Ten more key messages from court judgements in 2018

Here are ten more rulings from the past 12 months that have shed light on the courts' interpretation of a range of planning policy and practice issues.

London's Royal Courts of Justice
London's Royal Courts of Justice

Assessing housing need is not an exact science. In January, the Court of Appeal stressed that responsibility for assessing housing need lies with the decision-maker when it upheld an earlier High Court ruling that an appeal inspector used her planning judgement lawfully in refusing permission for 73 homes in Leicestershire.

Children count as residents of houses in multiple occupation (HMOs). In February, the High Court agreed that premises in west London occupied by six adults and four children, making ten residents in total, exceeded the definition of a small class C4 HMO and upheld an enforcement notice requiring its occupation to cease.

Visual impact is a relevant factor in interpreting green belt openness. In March, the Court of Appeal struck down planning permission for a quarry extension in North Yorkshire, holding that to exclude visual impact from a consideration of the likely effects of development on green belt openness would be artificial and unrealistic.

Supplementary planning guidance (SPG) must be consistent with adopted planning policy. In May, the High Court ruled that the mayor of London’s affordable housing SPG was unlawful to the extent that it went beyond the adopted London Plan in requiring late-stage viability appraisals on schemes failing the mayor’s 35 per cent affordable housing target.

Community benefits packages cannot be used as a reason to grant planning permission.
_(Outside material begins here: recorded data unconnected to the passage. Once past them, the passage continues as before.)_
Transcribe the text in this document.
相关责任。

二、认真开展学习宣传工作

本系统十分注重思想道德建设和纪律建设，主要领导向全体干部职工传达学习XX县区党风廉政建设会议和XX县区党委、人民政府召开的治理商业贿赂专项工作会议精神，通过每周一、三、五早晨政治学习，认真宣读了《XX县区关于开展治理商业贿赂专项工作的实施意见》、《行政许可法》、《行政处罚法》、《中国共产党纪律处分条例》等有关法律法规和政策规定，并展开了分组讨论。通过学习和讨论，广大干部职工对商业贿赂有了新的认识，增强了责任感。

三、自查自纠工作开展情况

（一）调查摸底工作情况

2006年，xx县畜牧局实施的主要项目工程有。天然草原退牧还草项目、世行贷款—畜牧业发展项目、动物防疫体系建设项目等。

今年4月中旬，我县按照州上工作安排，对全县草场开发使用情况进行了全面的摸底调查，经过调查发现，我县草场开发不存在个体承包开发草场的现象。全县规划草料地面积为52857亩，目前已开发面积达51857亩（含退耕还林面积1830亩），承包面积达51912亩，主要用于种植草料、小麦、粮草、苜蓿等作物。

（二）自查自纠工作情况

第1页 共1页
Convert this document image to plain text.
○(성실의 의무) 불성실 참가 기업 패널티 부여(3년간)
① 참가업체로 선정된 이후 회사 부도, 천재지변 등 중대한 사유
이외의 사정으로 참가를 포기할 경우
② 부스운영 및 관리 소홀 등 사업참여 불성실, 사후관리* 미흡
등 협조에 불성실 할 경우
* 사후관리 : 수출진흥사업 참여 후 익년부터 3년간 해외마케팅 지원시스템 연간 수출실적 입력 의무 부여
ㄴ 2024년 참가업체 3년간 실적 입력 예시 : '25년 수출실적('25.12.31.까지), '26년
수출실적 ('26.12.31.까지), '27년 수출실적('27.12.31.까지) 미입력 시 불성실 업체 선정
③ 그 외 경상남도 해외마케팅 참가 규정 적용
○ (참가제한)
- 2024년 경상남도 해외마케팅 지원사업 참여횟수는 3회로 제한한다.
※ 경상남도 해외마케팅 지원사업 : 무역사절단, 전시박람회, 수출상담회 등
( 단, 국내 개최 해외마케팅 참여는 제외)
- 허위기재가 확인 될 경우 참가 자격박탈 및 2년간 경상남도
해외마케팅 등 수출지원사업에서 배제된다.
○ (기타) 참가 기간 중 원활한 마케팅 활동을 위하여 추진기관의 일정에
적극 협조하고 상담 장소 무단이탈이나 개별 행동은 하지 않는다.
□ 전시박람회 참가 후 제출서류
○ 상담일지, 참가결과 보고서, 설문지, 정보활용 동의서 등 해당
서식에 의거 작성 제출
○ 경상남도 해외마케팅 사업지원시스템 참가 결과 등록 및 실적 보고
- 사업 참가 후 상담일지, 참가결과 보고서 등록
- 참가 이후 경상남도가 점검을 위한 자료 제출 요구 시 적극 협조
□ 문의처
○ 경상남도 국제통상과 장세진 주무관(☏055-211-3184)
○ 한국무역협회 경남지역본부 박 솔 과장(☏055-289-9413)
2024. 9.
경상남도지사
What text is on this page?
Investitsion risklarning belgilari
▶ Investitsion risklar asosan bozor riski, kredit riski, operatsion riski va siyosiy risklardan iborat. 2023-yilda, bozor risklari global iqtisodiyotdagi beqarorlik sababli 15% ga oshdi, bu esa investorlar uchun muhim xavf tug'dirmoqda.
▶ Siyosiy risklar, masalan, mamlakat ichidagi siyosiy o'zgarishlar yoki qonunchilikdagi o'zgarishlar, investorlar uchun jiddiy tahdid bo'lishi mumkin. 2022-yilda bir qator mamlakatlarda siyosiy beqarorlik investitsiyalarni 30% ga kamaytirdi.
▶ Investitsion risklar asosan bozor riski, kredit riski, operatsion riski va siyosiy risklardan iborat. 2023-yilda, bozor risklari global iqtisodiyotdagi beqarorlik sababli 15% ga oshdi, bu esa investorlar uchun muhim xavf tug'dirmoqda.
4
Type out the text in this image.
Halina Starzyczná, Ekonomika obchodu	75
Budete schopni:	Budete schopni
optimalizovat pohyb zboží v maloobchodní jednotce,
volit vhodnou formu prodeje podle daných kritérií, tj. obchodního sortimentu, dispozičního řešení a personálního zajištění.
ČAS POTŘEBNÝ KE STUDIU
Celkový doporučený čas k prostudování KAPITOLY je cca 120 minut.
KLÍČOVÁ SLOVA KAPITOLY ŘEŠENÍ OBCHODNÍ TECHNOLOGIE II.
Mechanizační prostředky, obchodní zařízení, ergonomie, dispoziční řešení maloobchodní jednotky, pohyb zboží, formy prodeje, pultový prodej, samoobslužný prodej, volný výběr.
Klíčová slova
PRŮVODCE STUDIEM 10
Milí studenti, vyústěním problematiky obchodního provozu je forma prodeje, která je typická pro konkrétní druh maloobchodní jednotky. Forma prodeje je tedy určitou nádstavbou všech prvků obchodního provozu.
In May, the High Court supported a ministerial decision from 2017 to reject plans for 11 wind turbines in Cornwall, finding that a community benefits fund and a community investment scheme proposed by the developers were not material planning considerations.

Equality considerations must be considered in regeneration schemes. In June, the High Court struck down Bath and North East Somerset’s decision to approve plans to redevelop a housing estate, finding that it had not fully taken into account the needs of elderly and disabled residents sharing a "protected characteristic" under the Equality Act 2010.

Planning policies must be applied an interpreted in a consistent manner. In June, the Court of Appeal upheld an earlier High Court judgment striking down the secretary of state’s decision to approve a housing scheme in East Sussex, finding that his earlier decision to dismiss another scheme against the same settlement boundary policy was clearly a material consideration.

Historic use of a site may count for more than visual impact in conservation areas. In July, the High Court agreed that a Milton Keynes Council planning officer, in recommending approval for redevelopment of a railway works in a conservation area, had been entitled to conclude that preservation of the historic use should be accorded greater weight than retention of unlisted buildings.

Historic planning obligations may still serve a valid public purpose.  In July, the High Court concluded that an obligation imposed in 1998 requiring a developer to contribute towards a road built by a Nottinghamshire council still served a useful purpose, even though an inspector had found that it was not necessary to make a development now proposed acceptable.

Inspectors may be justified in taking a cautious approach in deciding whether a five-year housing land supply can be delivered. In November, the High Court held that an inspector had correctly applied the tilted balance in favour of sustainable development in approving 29 homes in Cheshire, finding that it would have been nonsensical for him to disregard doubts over the deliverability of permitted sites within the relevant five-year period.